Llevo unos días estudiando el cielo, y la configuración que alcanzó la luz el 11 de septiembre de 2001 no tendrá lugar hoy, después de que amanezca. La presencia de las nubes distorsiona levemente la formación de la imagen. La pantalla de mi iphone dibuja una esfera solar perfecta junto a la fecha en que tendrá lugar: Saturday 12, leo. Aunque es algo que ha ocurrido un par de veces a lo largo de la última semana. Cuando se fragua esa perfección luminosa en el cielo de Manhattan se tiene una sensación de extraña paz. Es algo que no es necesario explicar a quien vivió aquel día. Basta una mirada para saber a qué nos referimos. Sobra la palabra.

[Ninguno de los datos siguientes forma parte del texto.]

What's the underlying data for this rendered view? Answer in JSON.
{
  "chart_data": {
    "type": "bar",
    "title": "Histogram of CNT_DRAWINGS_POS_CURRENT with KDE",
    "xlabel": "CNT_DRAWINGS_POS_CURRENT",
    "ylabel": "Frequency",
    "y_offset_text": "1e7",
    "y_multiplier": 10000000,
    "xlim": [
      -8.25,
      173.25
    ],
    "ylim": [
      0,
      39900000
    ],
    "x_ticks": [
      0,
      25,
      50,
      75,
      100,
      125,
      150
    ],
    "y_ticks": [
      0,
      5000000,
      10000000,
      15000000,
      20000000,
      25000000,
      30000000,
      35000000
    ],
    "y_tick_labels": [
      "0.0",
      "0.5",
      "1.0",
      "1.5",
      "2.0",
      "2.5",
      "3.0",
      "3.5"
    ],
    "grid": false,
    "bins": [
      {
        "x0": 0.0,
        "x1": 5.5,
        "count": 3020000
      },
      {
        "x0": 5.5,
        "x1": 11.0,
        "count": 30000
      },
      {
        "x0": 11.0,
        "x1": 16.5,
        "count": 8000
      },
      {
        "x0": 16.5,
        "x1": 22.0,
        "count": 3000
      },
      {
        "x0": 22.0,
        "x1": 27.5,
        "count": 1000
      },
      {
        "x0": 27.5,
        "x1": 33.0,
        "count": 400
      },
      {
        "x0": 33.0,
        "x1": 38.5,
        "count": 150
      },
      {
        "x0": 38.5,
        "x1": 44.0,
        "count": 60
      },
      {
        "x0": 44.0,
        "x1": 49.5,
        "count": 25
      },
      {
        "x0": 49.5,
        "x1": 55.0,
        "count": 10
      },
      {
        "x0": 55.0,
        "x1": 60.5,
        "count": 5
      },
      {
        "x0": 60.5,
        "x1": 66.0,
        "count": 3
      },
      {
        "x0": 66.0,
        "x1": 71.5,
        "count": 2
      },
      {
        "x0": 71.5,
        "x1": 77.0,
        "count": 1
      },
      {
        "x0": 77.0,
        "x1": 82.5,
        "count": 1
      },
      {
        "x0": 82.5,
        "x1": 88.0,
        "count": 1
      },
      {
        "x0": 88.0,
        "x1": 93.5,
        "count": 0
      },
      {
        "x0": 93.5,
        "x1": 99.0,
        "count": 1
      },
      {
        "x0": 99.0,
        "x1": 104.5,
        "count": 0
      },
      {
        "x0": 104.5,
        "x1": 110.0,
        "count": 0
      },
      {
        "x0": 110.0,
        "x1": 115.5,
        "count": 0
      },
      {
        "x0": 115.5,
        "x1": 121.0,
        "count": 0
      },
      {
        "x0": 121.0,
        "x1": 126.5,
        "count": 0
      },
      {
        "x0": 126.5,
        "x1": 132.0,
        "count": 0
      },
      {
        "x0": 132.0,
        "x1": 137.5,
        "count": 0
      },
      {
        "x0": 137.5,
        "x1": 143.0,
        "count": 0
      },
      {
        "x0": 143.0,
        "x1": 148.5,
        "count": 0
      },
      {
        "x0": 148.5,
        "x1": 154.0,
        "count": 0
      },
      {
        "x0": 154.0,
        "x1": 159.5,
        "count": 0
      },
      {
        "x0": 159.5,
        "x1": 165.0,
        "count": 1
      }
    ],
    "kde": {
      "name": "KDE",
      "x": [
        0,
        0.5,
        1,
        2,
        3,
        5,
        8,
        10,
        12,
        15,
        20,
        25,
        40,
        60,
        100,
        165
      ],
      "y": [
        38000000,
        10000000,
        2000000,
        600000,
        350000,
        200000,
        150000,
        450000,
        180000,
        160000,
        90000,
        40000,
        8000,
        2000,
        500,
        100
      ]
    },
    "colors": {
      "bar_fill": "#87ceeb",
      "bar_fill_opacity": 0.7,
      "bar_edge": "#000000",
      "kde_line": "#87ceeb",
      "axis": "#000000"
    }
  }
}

A principios de los 90 viví durante un año en la promenade de Brooklyn, en un paseo que da directamente a la línea del cielo del Sur de Manhattan, y era prodigioso observar los fenómenos cambiantes de la luz al reflejarse en las Torres Gemelas. Su ausencia hace pensar en lo que describen las víctimas bélicas a quienes les han amputado un miembro. Lo sienten después de haberlo perdido. Lo mismo ocurre con las Torres: aunque no estén ahí, los neoyorquinos sienten su presencia. Los haces de láser, ahora lo entiendo, buscan perpetuar su compañía a lo largo de las horas de la noche, pero sólo durante unos días, los que rodean a la fecha en que la luz se configuró conforme a una oblicuidad irrepetible. Después la intensa sensación de pérdida se diluye. Declina entonces el verano. Un verso de Kate Johnson resume con sobriedad ese momento de tránsito: “Final del verano: rosas”. Sólo los poetas son capaces de percibir algo tan delicado como las gamas del silencio o las variaciones de la luz que hacen que cada día tenga un perfil distinto, que regresa idéntico cada año. Lezama lo captó desde dentro de la misma flor, al registrar el nacimiento de una forma frutal: “hila la rosa su cristal”. Idéntica es la manera en que se hila la luz alrededor del momento en que se derrumbaron las torres, inundando de humo la perfecta luz del cielo.